To make matters worse, every single car salesman I've encountered has the feeling that doing everything to the extreme is the best way to sell cars. Which means that is is totally, completely believable that the OP with his Golf had the salesman set it to a minimum follow distance and then not explain that they did this or how to change it!
Although now that I think about it, I was using the Subaru ACC, so the dash has a visible indicator if it's tracking a car and maintaining speed relative to that. Perhaps yours doesn't have that?
Both have a very simple there/not their car silhouette to let you know if it detects the car in front of you. Just below that they also have some sort of colored to tell you how close the car is (good, clothes, to close). Last is a silhouette of your car. All three in a simple stack.

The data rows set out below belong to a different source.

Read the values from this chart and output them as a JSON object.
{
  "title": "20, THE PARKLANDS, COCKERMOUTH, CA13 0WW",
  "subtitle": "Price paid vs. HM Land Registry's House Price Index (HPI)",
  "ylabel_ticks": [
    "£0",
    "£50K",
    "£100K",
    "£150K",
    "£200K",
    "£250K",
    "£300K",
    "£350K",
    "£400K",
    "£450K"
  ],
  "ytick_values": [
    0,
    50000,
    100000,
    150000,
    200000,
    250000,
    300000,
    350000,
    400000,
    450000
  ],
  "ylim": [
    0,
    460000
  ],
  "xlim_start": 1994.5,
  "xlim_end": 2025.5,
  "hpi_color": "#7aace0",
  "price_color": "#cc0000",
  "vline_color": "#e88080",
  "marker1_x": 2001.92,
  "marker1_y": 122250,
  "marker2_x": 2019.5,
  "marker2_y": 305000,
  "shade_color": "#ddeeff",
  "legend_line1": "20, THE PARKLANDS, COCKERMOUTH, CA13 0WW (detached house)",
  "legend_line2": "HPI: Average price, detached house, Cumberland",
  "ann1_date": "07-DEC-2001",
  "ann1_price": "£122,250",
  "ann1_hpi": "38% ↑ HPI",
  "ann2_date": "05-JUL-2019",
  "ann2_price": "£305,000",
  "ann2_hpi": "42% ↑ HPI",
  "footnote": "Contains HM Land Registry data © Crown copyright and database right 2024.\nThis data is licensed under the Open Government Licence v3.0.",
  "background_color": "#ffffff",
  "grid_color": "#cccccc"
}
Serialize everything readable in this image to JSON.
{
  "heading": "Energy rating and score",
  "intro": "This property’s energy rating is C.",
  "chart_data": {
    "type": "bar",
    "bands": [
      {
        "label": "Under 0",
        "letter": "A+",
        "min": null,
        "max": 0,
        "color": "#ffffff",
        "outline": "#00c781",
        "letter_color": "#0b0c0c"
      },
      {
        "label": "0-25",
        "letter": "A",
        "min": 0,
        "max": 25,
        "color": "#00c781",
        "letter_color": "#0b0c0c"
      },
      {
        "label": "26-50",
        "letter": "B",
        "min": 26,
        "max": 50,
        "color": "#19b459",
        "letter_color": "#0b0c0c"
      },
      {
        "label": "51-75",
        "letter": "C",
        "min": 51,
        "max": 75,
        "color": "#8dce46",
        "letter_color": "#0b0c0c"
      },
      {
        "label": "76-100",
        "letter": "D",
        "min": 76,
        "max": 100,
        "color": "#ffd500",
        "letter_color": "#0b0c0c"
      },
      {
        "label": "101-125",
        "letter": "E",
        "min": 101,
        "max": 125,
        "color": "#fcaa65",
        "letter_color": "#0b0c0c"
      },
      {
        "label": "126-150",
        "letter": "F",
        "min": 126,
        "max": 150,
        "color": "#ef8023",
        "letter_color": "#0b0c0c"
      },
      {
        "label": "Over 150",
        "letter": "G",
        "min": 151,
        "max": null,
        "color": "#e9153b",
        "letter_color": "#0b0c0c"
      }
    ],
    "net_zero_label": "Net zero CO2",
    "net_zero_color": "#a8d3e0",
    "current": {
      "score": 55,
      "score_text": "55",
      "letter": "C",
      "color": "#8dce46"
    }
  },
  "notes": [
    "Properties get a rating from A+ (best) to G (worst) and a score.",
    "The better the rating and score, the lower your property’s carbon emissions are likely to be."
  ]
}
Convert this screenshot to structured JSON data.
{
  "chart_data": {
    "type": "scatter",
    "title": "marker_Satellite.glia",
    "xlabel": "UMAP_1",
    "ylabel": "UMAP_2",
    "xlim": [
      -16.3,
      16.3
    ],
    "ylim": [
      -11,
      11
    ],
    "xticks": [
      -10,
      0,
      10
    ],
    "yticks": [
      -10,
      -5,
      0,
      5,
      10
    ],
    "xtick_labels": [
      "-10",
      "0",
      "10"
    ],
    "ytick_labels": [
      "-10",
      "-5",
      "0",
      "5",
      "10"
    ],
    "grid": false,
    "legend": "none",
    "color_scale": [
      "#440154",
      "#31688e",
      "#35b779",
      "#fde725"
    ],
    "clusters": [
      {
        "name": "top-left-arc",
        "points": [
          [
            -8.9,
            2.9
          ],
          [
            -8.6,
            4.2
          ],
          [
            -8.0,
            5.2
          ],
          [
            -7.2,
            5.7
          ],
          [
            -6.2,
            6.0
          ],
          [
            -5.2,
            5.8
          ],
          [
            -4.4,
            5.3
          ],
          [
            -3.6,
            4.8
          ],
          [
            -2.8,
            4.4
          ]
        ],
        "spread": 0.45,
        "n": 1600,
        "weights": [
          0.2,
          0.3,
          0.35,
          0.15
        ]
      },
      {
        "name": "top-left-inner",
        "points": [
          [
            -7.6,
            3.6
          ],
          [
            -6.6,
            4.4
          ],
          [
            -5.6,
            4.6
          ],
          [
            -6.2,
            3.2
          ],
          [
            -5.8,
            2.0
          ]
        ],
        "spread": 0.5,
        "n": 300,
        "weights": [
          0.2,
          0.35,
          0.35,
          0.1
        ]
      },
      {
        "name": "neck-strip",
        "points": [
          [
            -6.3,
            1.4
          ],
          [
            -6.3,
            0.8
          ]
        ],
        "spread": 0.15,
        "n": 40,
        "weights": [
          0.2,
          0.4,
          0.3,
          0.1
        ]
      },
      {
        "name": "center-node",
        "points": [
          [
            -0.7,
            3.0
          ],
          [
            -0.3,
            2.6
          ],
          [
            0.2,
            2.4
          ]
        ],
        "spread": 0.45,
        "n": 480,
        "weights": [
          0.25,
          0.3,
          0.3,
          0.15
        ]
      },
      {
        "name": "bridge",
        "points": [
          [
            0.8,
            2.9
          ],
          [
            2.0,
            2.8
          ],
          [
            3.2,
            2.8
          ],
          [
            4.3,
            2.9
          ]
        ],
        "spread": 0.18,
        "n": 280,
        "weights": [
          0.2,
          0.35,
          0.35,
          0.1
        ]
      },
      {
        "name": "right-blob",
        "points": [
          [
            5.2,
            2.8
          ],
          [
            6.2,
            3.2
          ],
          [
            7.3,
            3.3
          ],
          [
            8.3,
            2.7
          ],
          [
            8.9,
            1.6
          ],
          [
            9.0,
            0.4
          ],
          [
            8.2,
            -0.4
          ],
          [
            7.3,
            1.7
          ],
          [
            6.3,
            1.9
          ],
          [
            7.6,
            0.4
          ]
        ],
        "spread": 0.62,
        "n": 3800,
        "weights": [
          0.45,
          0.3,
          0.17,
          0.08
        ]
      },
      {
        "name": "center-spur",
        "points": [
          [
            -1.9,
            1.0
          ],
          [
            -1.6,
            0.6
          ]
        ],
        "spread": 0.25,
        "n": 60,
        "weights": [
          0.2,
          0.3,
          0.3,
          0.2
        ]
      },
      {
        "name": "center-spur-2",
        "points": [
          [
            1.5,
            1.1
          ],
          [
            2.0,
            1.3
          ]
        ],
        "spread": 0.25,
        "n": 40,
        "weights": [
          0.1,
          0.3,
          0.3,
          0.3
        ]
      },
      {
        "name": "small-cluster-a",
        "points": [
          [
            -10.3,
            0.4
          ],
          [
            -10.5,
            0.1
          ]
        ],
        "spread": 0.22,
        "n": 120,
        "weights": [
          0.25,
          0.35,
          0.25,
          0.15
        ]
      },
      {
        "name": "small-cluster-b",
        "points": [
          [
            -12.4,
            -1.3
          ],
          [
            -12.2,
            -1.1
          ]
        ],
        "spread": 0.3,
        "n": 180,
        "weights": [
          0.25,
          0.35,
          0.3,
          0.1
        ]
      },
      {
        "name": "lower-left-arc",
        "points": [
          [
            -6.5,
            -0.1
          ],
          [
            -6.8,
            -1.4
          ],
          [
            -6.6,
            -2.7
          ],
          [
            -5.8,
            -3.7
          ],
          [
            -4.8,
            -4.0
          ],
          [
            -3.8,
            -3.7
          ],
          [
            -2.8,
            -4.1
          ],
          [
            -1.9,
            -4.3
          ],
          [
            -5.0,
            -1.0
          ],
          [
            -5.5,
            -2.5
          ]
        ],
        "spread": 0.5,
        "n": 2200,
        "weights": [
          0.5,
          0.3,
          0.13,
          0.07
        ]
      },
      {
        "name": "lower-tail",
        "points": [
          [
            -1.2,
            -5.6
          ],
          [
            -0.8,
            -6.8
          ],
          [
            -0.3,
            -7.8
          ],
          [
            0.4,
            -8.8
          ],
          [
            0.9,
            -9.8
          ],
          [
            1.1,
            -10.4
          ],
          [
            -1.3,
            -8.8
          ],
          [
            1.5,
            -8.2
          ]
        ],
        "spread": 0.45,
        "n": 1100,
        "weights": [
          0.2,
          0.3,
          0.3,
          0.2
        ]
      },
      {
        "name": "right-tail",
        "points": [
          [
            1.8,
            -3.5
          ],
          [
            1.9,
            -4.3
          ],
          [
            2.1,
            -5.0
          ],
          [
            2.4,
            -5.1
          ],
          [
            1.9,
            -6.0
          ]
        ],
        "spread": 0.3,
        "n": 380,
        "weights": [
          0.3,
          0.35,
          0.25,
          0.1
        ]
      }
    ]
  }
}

It’s an excellent design, perfectly glanceable. I did rent a car once that showed you how many feet away the car in front of you was. It was kind of interesting but I found it completely useless.
Realistically when the car in front of you starts getting close enough that the indicator changes, the car is already slowly slowing down. If it turns red, your car is slowing down faster.
You really don’t need any of the numbers, and they would likely take longer for a person to process than the simple visual imagery does.
I haven’t had an issue of not understanding what the car is/is going to do. The only real prop I’ve experienced is some cars are willing to accelerate/decelerate much faster than I want them to, largely for comfort reasons.